Writer: Edward Einhorn
Director: Edward Einhorn
If the essence of the Fringe is a place that provides a platform for off the wall quirky shows that experiment with form and convention and cover niche topics, then The Marriage of Alice B Toklas by Gertrude Stein shows that the spirit of the Fringe is still alive and well.
This American production consists of four actors pretending to be Alice B Toklas, Gertrude Stein, Pablo Picasso and Ernest Hemingway all pretending to be other people including themselves.

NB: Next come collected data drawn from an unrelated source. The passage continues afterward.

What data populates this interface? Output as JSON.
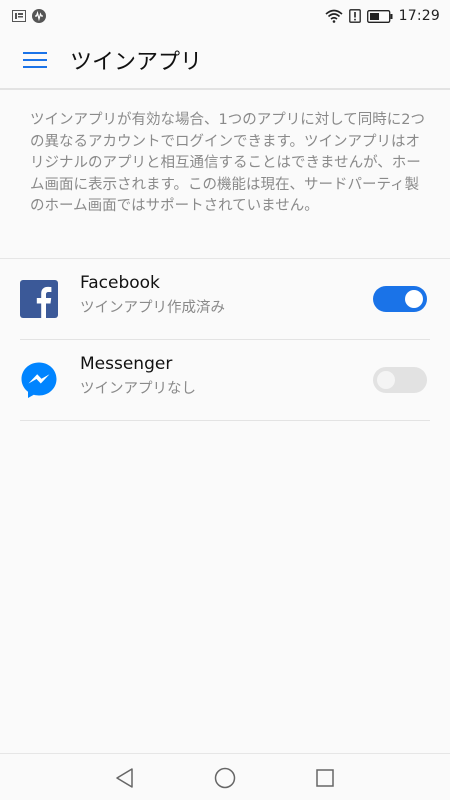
{
  "status_bar": {
    "time": "17:29",
    "left_icons": [
      "notification-icon",
      "audio-icon"
    ],
    "right_icons": [
      "wifi-icon",
      "alert-icon",
      "battery-icon"
    ]
  },
  "app_bar": {
    "title": "ツインアプリ",
    "menu_icon": "hamburger-menu-icon"
  },
  "description": "ツインアプリが有効な場合、1つのアプリに対して同時に2つの異なるアカウントでログインできます。ツインアプリはオリジナルのアプリと相互通信することはできませんが、ホーム画面に表示されます。この機能は現在、サードパーティ製のホーム画面ではサポートされていません。",
  "apps": [
    {
      "name": "Facebook",
      "status": "ツインアプリ作成済み",
      "icon": "facebook-icon",
      "enabled": true
    },
    {
      "name": "Messenger",
      "status": "ツインアプリなし",
      "icon": "messenger-icon",
      "enabled": false
    }
  ],
  "nav_bar": {
    "icons": [
      "back-triangle-icon",
      "home-circle-icon",
      "recents-square-icon"
    ]
  },
  "colors": {
    "accent": "#1a73e8",
    "toggle_off": "#e2e2e2",
    "facebook": "#3b5998",
    "messenger": "#0084ff"
  }
}
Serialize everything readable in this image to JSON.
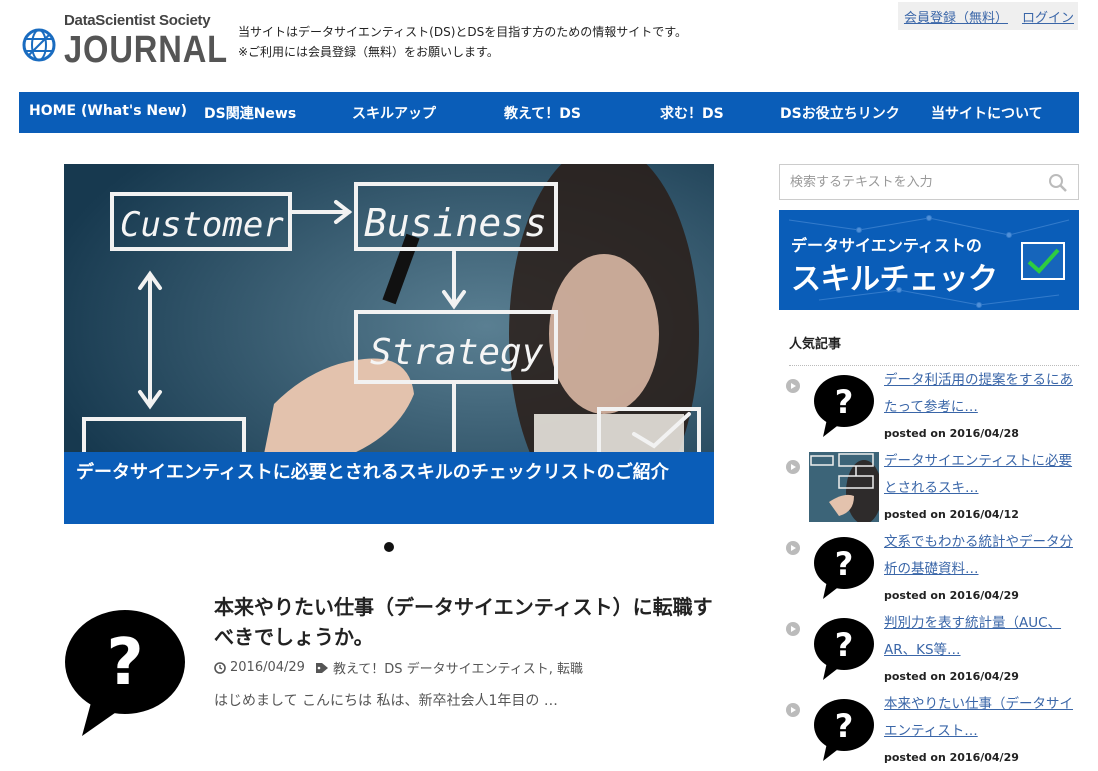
{
  "header": {
    "logo_top": "DataScientist Society",
    "logo_main": "JOURNAL",
    "tagline_line1": "当サイトはデータサイエンティスト(DS)とDSを目指す方のための情報サイトです。",
    "tagline_line2": "※ご利用には会員登録（無料）をお願いします。",
    "register_link": "会員登録（無料）",
    "login_link": "ログイン"
  },
  "nav": {
    "items": [
      {
        "label": "HOME (What's New)"
      },
      {
        "label": "DS関連News"
      },
      {
        "label": "スキルアップ"
      },
      {
        "label": "教えて！DS"
      },
      {
        "label": "求む！DS"
      },
      {
        "label": "DSお役立ちリンク"
      },
      {
        "label": "当サイトについて"
      }
    ]
  },
  "slider": {
    "image_words": [
      "Customer",
      "Business",
      "Strategy"
    ],
    "caption": "データサイエンティストに必要とされるスキルのチェックリストのご紹介"
  },
  "article": {
    "title": "本来やりたい仕事（データサイエンティスト）に転職すべきでしょうか。",
    "date": "2016/04/29",
    "categories": "教えて！DS データサイエンティスト, 転職",
    "excerpt": "はじめまして こんにちは 私は、新卒社会人1年目の …"
  },
  "sidebar": {
    "search_placeholder": "検索するテキストを入力",
    "banner_line1": "データサイエンティストの",
    "banner_line2": "スキルチェック",
    "popular_heading": "人気記事",
    "popular": [
      {
        "title": "データ利活用の提案をするにあたって参考に…",
        "date": "posted on 2016/04/28",
        "thumb": "question"
      },
      {
        "title": "データサイエンティストに必要とされるスキ…",
        "date": "posted on 2016/04/12",
        "thumb": "whiteboard"
      },
      {
        "title": "文系でもわかる統計やデータ分析の基礎資料…",
        "date": "posted on 2016/04/29",
        "thumb": "question"
      },
      {
        "title": "判別力を表す統計量（AUC、AR、KS等…",
        "date": "posted on 2016/04/29",
        "thumb": "question"
      },
      {
        "title": "本来やりたい仕事（データサイエンティスト…",
        "date": "posted on 2016/04/29",
        "thumb": "question"
      }
    ]
  },
  "colors": {
    "nav_bg": "#0a5db8",
    "link": "#3a66a8",
    "banner_check": "#2ecc40"
  },
  "icons": [
    "globe-icon",
    "search-icon",
    "clock-icon",
    "tag-icon",
    "chevron-right-icon",
    "question-bubble-icon",
    "checkmark-icon"
  ]
}
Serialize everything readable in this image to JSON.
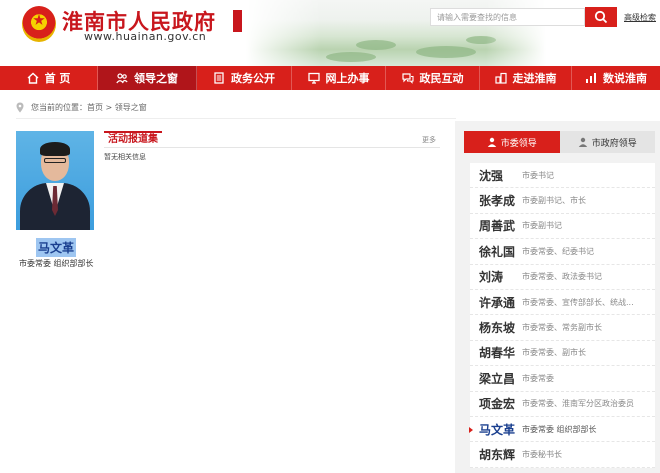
{
  "header": {
    "site_title": "淮南市人民政府",
    "site_url": "www.huainan.gov.cn",
    "search_placeholder": "请输入需要查找的信息",
    "advanced_search": "高级检索"
  },
  "nav": {
    "items": [
      {
        "label": "首 页",
        "icon": "home-icon"
      },
      {
        "label": "领导之窗",
        "icon": "leaders-icon",
        "active": true
      },
      {
        "label": "政务公开",
        "icon": "document-icon"
      },
      {
        "label": "网上办事",
        "icon": "monitor-icon"
      },
      {
        "label": "政民互动",
        "icon": "interaction-icon"
      },
      {
        "label": "走进淮南",
        "icon": "city-icon"
      },
      {
        "label": "数说淮南",
        "icon": "chart-icon"
      }
    ]
  },
  "breadcrumb": {
    "text": "您当前的位置：首页 > 领导之窗"
  },
  "profile": {
    "name": "马文革",
    "title": "市委常委 组织部部长"
  },
  "activity": {
    "tab_label": "活动报道集",
    "more": "更多",
    "empty": "暂无相关信息"
  },
  "panel": {
    "tabs": [
      {
        "label": "市委领导",
        "active": true
      },
      {
        "label": "市政府领导",
        "active": false
      }
    ],
    "leaders": [
      {
        "name": "沈强",
        "position": "市委书记"
      },
      {
        "name": "张孝成",
        "position": "市委副书记、市长"
      },
      {
        "name": "周善武",
        "position": "市委副书记"
      },
      {
        "name": "徐礼国",
        "position": "市委常委、纪委书记"
      },
      {
        "name": "刘涛",
        "position": "市委常委、政法委书记"
      },
      {
        "name": "许承通",
        "position": "市委常委、宣传部部长、统战..."
      },
      {
        "name": "杨东坡",
        "position": "市委常委、常务副市长"
      },
      {
        "name": "胡春华",
        "position": "市委常委、副市长"
      },
      {
        "name": "梁立昌",
        "position": "市委常委"
      },
      {
        "name": "项金宏",
        "position": "市委常委、淮南军分区政治委员"
      },
      {
        "name": "马文革",
        "position": "市委常委 组织部部长",
        "current": true
      },
      {
        "name": "胡东辉",
        "position": "市委秘书长"
      }
    ]
  },
  "colors": {
    "brand_red": "#d8201b",
    "active_nav": "#b0151a",
    "name_highlight": "#9ec6f1"
  }
}
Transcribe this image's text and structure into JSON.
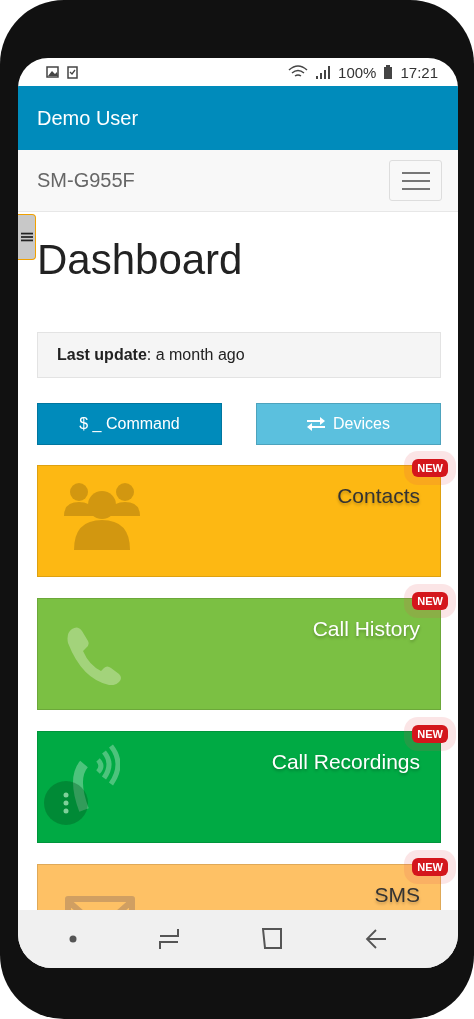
{
  "status_bar": {
    "battery": "100%",
    "time": "17:21"
  },
  "app_bar": {
    "title": "Demo User"
  },
  "navbar": {
    "brand": "SM-G955F"
  },
  "page": {
    "title": "Dashboard"
  },
  "last_update": "**Last update**: a month ago",
  "buttons": [
    {
      "kind": "command",
      "label": "$ _ Command",
      "color": "#008bbb"
    },
    {
      "kind": "devices",
      "label": "Devices",
      "color": "#5bc0de"
    }
  ],
  "tiles": [
    {
      "kind": "contacts",
      "label": "Contacts",
      "badge": "NEW",
      "color": "#fdb813"
    },
    {
      "kind": "history",
      "label": "Call History",
      "badge": "NEW",
      "color": "#7bc043"
    },
    {
      "kind": "recordings",
      "label": "Call Recordings",
      "badge": "NEW",
      "color": "#00aa44"
    },
    {
      "kind": "sms",
      "label": "SMS",
      "badge": "NEW",
      "color": "#fec165"
    }
  ]
}
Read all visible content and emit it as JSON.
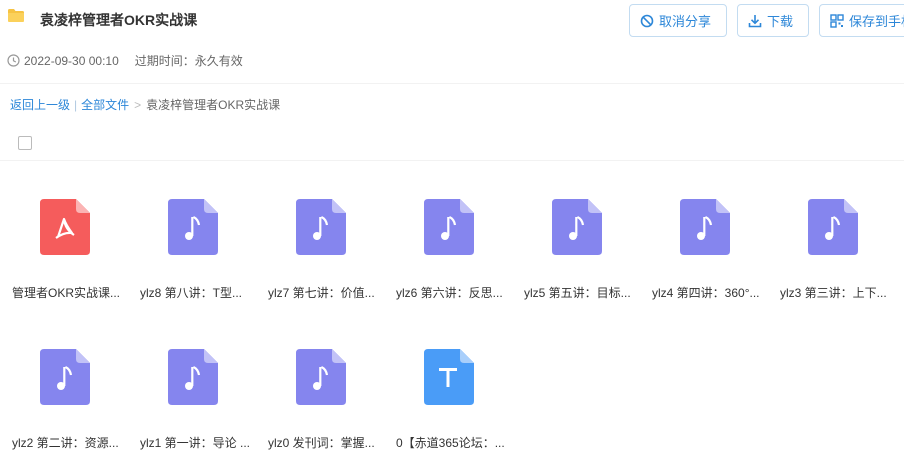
{
  "header": {
    "title": "袁凌梓管理者OKR实战课",
    "cancel_share_label": "取消分享",
    "download_label": "下载",
    "save_label": "保存到手机"
  },
  "meta": {
    "date": "2022-09-30 00:10",
    "expire": "过期时间：永久有效"
  },
  "breadcrumb": {
    "back": "返回上一级",
    "all_files": "全部文件",
    "current": "袁凌梓管理者OKR实战课"
  },
  "colors": {
    "pdf": "#f55c5c",
    "audio": "#8585ee",
    "text": "#4a9cf7",
    "link": "#2d87d8"
  },
  "files": [
    {
      "name": "管理者OKR实战课...",
      "type": "pdf-icon"
    },
    {
      "name": "ylz8 第八讲：T型...",
      "type": "audio-icon"
    },
    {
      "name": "ylz7 第七讲：价值...",
      "type": "audio-icon"
    },
    {
      "name": "ylz6 第六讲：反思...",
      "type": "audio-icon"
    },
    {
      "name": "ylz5 第五讲：目标...",
      "type": "audio-icon"
    },
    {
      "name": "ylz4 第四讲：360°...",
      "type": "audio-icon"
    },
    {
      "name": "ylz3 第三讲：上下...",
      "type": "audio-icon"
    },
    {
      "name": "ylz2 第二讲：资源...",
      "type": "audio-icon"
    },
    {
      "name": "ylz1 第一讲：导论 ...",
      "type": "audio-icon"
    },
    {
      "name": "ylz0 发刊词：掌握...",
      "type": "audio-icon"
    },
    {
      "name": "0【赤道365论坛：...",
      "type": "text-icon"
    }
  ]
}
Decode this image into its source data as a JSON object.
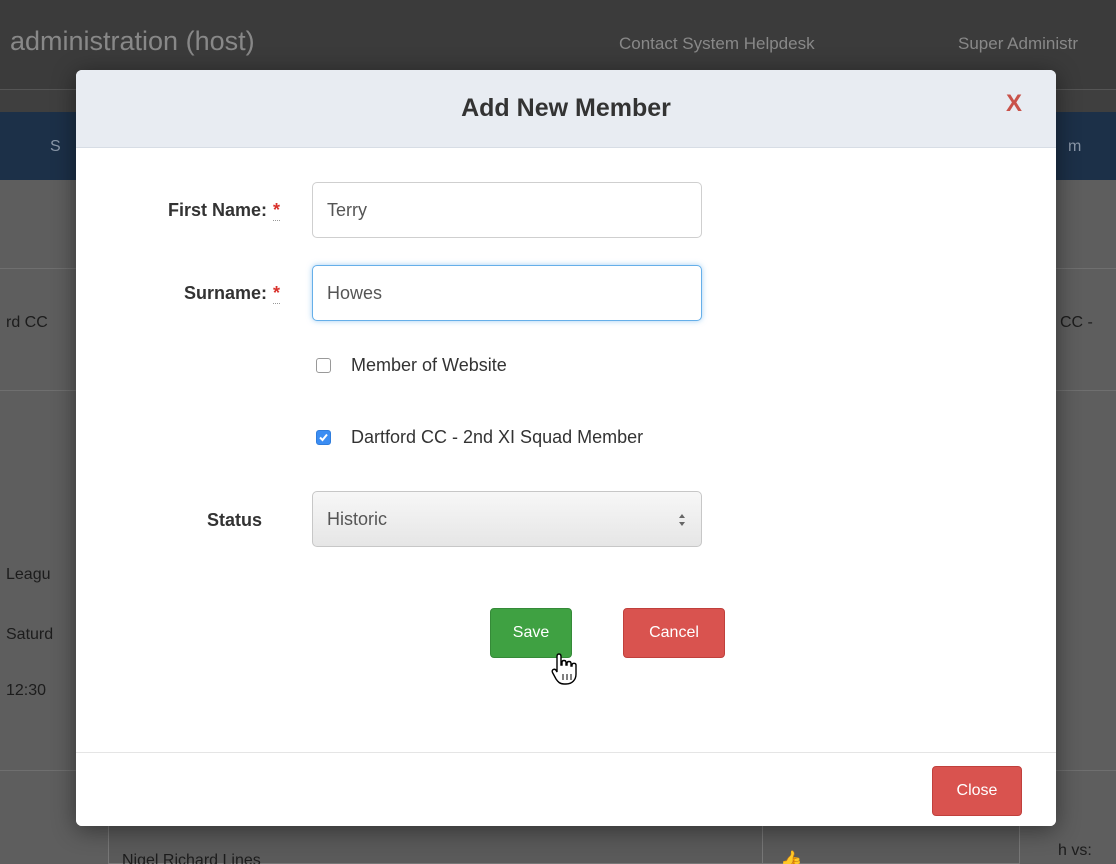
{
  "background": {
    "app_title": "administration (host)",
    "links": [
      "Contact System Helpdesk",
      "Super Administr"
    ],
    "nav_left": "S",
    "nav_right": "m",
    "row_left_1": "rd CC",
    "row_right_1": "CC -",
    "left_lines": [
      "Leagu",
      "Saturd",
      "12:30"
    ],
    "bottom_text": "Nigel Richard Lines",
    "bottom_right": "h vs:"
  },
  "modal": {
    "title": "Add New Member",
    "close_x": "X",
    "first_name": {
      "label": "First Name:",
      "required_mark": "*",
      "value": "Terry"
    },
    "surname": {
      "label": "Surname:",
      "required_mark": "*",
      "value": "Howes"
    },
    "checkboxes": [
      {
        "label": "Member of Website",
        "checked": false
      },
      {
        "label": "Dartford CC - 2nd XI Squad Member",
        "checked": true
      }
    ],
    "status": {
      "label": "Status",
      "selected": "Historic"
    },
    "buttons": {
      "save": "Save",
      "cancel": "Cancel",
      "close": "Close"
    }
  },
  "colors": {
    "save": "#3fa142",
    "cancel": "#d9534f",
    "checkbox_checked": "#3b8df3",
    "required": "#d9312b"
  }
}
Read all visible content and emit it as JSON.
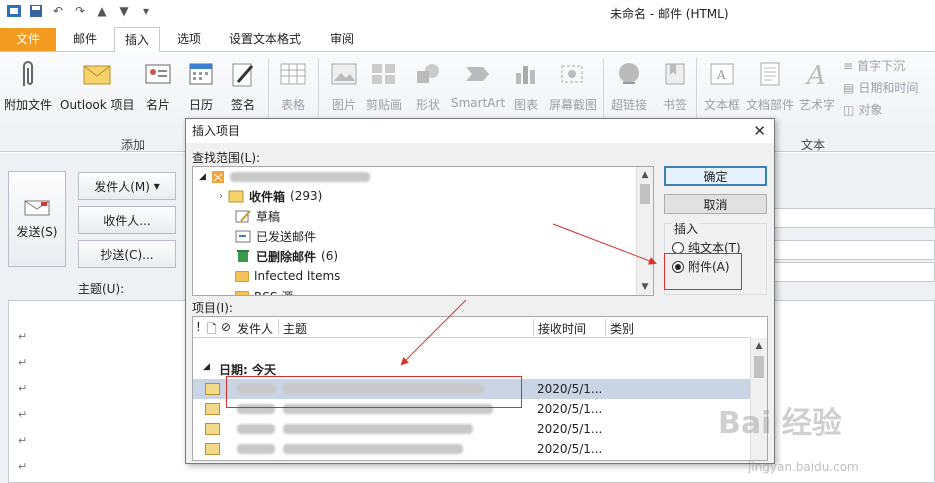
{
  "window": {
    "title": "未命名 - 邮件 (HTML)"
  },
  "tabs": [
    {
      "label": "文件"
    },
    {
      "label": "邮件"
    },
    {
      "label": "插入"
    },
    {
      "label": "选项"
    },
    {
      "label": "设置文本格式"
    },
    {
      "label": "审阅"
    }
  ],
  "ribbon": {
    "include": {
      "attach_file": "附加文件",
      "outlook_item": "Outlook 项目",
      "business_card": "名片",
      "calendar": "日历",
      "signature": "签名",
      "group_label": "添加"
    },
    "tables": {
      "table": "表格"
    },
    "illustrations": {
      "picture": "图片",
      "clipart": "剪贴画",
      "shapes": "形状",
      "smartart": "SmartArt",
      "chart": "图表",
      "screenshot": "屏幕截图"
    },
    "links": {
      "hyperlink": "超链接",
      "bookmark": "书签"
    },
    "text": {
      "textbox": "文本框",
      "quickparts": "文档部件",
      "wordart": "艺术字",
      "dropcap": "首字下沉",
      "datetime": "日期和时间",
      "object": "对象",
      "group_label": "文本"
    }
  },
  "compose": {
    "send": "发送(S)",
    "from": "发件人(M)",
    "to": "收件人...",
    "cc": "抄送(C)...",
    "subject_label": "主题(U):"
  },
  "dialog": {
    "title": "插入项目",
    "look_in_label": "查找范围(L):",
    "tree": [
      {
        "label": "收件箱",
        "count": "(293)",
        "bold": true
      },
      {
        "label": "草稿"
      },
      {
        "label": "已发送邮件"
      },
      {
        "label": "已删除邮件",
        "count": "(6)",
        "bold": true
      },
      {
        "label": "Infected Items"
      },
      {
        "label": "RSS 源"
      }
    ],
    "ok": "确定",
    "cancel": "取消",
    "insert_as_label": "插入",
    "insert_options": [
      {
        "label": "纯文本(T)",
        "selected": false
      },
      {
        "label": "附件(A)",
        "selected": true
      }
    ],
    "items_label": "项目(I):",
    "columns": [
      "!",
      "发件人",
      "主题",
      "接收时间",
      "类别"
    ],
    "group_header": "日期: 今天",
    "rows": [
      {
        "date": "2020/5/1..."
      },
      {
        "date": "2020/5/1..."
      },
      {
        "date": "2020/5/1..."
      },
      {
        "date": "2020/5/1..."
      }
    ]
  },
  "watermark": {
    "brand": "Bai 经验",
    "url": "jingyan.baidu.com"
  }
}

This convention, echoing some of Stein’s own work, is announced and established at the start of Act 1 – yes, there are two acts to the play and a two minute break in between them – by Barsha pretending to be Stein and Alyssa Simon pretending to be Toklas. They state that they will also be pretending to be each other pretending to be them.
The setting is their wedding in Paris in the interwar years, attended by a variety of literary and artistic society members residing in the city at the time. As with the opening of the play, each individual scene begins with a description of the topic and the often multiple people each of the pretend people will be pretending to be.
If it sounds confusing, at times it is. If it sounds pretentious, at times it also is. Early sections of the first act come across as a kind of intellectual improv show with roles and topics that the four have been asked to make a scene from before switching to another role and another topic. It’s as if Whose Line is it Anyway had been devised by Kelsey Grammar performing as Dr Frasier Crane.
But it is also fiendishly clever and both funny and contemplative as they wrestle with questions such as what genius is, the effect of success on talent, and how marriage and people shape identity.
There are running jokes throughout, most of which centre around Hemingway’s claim to be a genius, alongside the bullfighter soldier persona that accompanied his passage from literary great to serial drinker and womaniser, or Picasso’s multiple wives and mistresses.
At an hour and twenty minutes, Barsha and Simon, along with Jenny Lee Mitchell and Grant Neale as Picasso and Hemingway, directed by scriptwriter Edward Einhorn, have to work hard to expand on the basic premise of the show and stay entertaining, but they succeed in doing this.
In a Fringe dominated more and more by shows with a clear eye on mass market success, or that tackle set-piece topics in often formulaic ways, it is refreshing to find something truly innovative and distinctive. It may not be perfect, but it is a show that illustrates all that the Fringe can aspire to be.